Wie kann man das ändern?

Thumm: Lasst uns doch alle Erst- und Zweitligisten der Männer-Bundesliga dazu verpflichten, Frauen- und Mädchenfußball anzubieten. Dies klingt vielleicht provokant, könnte uns jedoch weiterhelfen. In den Profivereinen gibt es bereits funktionierende Strukturen wie hochmoderne Trainingsgelände auf professionellem Niveau, die Vereine stehen ja auch bereits im Fokus der Medien.

Wie wollen Sie dem Rückgang der Teams auf lokaler Ebene begegnen?

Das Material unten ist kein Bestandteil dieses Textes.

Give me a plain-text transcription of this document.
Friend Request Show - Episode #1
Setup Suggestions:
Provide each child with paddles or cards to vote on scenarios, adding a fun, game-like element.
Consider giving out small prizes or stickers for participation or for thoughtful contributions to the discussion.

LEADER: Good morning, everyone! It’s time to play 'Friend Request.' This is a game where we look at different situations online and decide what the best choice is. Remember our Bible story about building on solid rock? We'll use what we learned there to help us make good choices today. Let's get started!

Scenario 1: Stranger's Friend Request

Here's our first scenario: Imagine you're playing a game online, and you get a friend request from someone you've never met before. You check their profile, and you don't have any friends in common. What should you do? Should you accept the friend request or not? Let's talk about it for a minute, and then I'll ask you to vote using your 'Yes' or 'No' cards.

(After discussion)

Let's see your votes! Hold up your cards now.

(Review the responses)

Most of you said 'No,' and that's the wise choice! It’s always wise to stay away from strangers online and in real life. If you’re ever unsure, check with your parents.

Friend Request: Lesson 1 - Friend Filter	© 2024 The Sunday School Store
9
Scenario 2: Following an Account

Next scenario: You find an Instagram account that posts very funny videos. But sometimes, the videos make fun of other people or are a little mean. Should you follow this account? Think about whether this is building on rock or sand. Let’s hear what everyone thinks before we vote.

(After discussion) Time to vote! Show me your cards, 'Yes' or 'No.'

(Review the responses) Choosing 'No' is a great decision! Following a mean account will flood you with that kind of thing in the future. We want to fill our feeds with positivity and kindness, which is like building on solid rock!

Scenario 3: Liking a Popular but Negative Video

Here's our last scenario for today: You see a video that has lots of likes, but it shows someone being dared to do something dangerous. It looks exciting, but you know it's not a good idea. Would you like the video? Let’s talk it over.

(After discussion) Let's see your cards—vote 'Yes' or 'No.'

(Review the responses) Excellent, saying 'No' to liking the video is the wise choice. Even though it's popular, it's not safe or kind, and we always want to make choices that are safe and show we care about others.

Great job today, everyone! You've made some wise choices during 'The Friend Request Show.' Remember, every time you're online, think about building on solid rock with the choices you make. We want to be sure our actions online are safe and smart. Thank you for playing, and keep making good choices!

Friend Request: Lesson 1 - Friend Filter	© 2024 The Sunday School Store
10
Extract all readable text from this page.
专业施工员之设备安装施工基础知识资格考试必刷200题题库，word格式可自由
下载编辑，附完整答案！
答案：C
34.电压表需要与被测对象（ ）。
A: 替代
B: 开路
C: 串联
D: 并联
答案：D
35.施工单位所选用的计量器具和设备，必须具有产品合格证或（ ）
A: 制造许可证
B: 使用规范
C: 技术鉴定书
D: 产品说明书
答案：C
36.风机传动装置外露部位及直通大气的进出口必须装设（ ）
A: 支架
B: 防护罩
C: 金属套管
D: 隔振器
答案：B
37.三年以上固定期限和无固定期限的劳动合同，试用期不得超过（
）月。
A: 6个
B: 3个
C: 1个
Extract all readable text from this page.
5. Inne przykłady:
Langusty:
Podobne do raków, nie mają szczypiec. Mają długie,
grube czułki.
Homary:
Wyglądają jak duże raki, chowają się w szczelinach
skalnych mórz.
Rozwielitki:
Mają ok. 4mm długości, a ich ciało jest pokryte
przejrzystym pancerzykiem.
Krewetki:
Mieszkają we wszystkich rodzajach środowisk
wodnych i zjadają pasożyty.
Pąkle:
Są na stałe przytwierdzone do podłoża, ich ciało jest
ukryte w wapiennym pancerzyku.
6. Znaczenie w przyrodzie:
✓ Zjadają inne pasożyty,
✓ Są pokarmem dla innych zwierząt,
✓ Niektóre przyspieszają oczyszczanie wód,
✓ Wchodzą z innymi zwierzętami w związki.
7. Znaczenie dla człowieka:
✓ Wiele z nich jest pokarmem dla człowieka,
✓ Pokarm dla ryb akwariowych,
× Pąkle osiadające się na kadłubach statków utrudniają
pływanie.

Thumm: Auf lokaler Ebene benötigen wir unter anderem noch eine engere Zusammenarbeit mit den Schulen. Wenn wir solche Aktionen wie den Tag des Mädchenfußballs veranstalten, werben wir zuvor nicht nur bei den Vereinen für eine Teilnahme, sondern auch in den Schulen der Region. Letztendlich ist die Resonanz allerdings gering. Die meisten am Fußball interessierten Mädchen sind offenbar bereits in Vereinen organisiert. Aber es gibt hier sicherlich noch Potenzial. Wir haben zum Beispiel im WFV-Gebiet viele Frauen-Freizeitmannschaften. Schön wäre es natürlich, wenn das ein oder andere Team in den offiziellen Ligenbetrieb wechseln würde.

Wie ist es dann zu erklären, dass in manchen Orten speziell der Mädchenfußball trotz allgemein rückläufiger Zahlen boomt?

Thumm: Dies liegt vor Ort in erster Linie an rührigen Vereinsmitgliedern. Das beste Beispiel ist der FV Faurndau. Dort sind Leute wie die Frauenfußball-Abteilungsleiterin Annette Krotz am Ruder, die dem Mädchen- und Frauenfußball seit vielen Jahren eine hohe Priorität beimessen. Durch das Frauen-Oberligateam ist der Klub außerdem weit über die lokalen Grenzen bekannt geworden. Beim TSV Eschenbach haben wir ganz aktuell auch eine großartige Entwicklung, denn im Klub sind mittlerweile drei Mädchenteams gemeldet. Auch dort haben sich rührige Personen gefunden, die mit viel Herzblut an die Sache gehen

Die Zahl der Spielerinnen und Teams geht zurück. Wo geht die Reise hin?

Thumm: Jetzt geht es in erster Linie darum, den Negativtrend zu stoppen. Erst wenn wir wieder Stabilität haben, können wir wieder über Zuwächse nachdenken. Alles andere wäre blauäugig.